European property prices record annual falls

Data published by Eurostat, the statistical office of the European Union, reveals that average property prices in the Eurozone area – the European countries where the euro is the official currency – fell by 2.2 per cent in the second quarter of 2013, compared to a year earlier.

Meanwhile, the data also shows that prices in the EU as a whole fell by a more moderate 1.3 per cent from a year earlier.

Among the EU Member States for which data is available, the highest annual increases in house prices in the second quarter of 2013 were recorded in Latvia (+8.8 per cent), Estonia (+8.1 per cent) and Luxembourg (+5.1 per cent). The largest falls were recorded in Croatia (-19.7 per cent), Spain (-10.6 per cent) and the Netherlands (-7.5 per cent).

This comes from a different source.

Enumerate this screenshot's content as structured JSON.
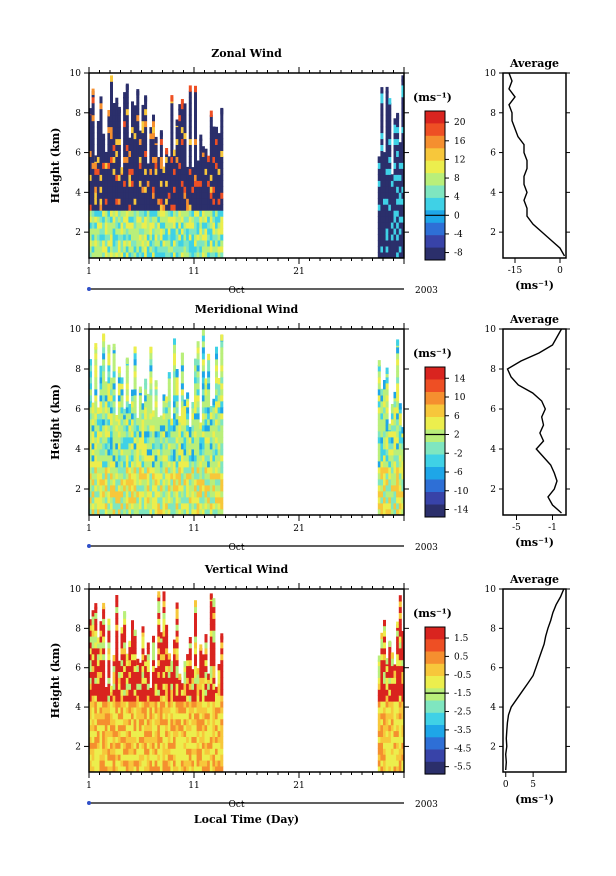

Compared with the first quarter of 2013, however, house prices actually increased by 0.3 per cent in the Eurozone, and by 0.4 per cent in the EU during the second quarter of 2013.

The highest quarterly increases in the second quarter of 2013 were recorded in Latvia (+5.1 per cent), Estonia (+3.7 per cent) and Denmark (+3.1 per cent), while the largest falls were in Croatia (-6.5 per cent), the Netherlands (-2.0 per cent) and Hungary (-0.9 per cent).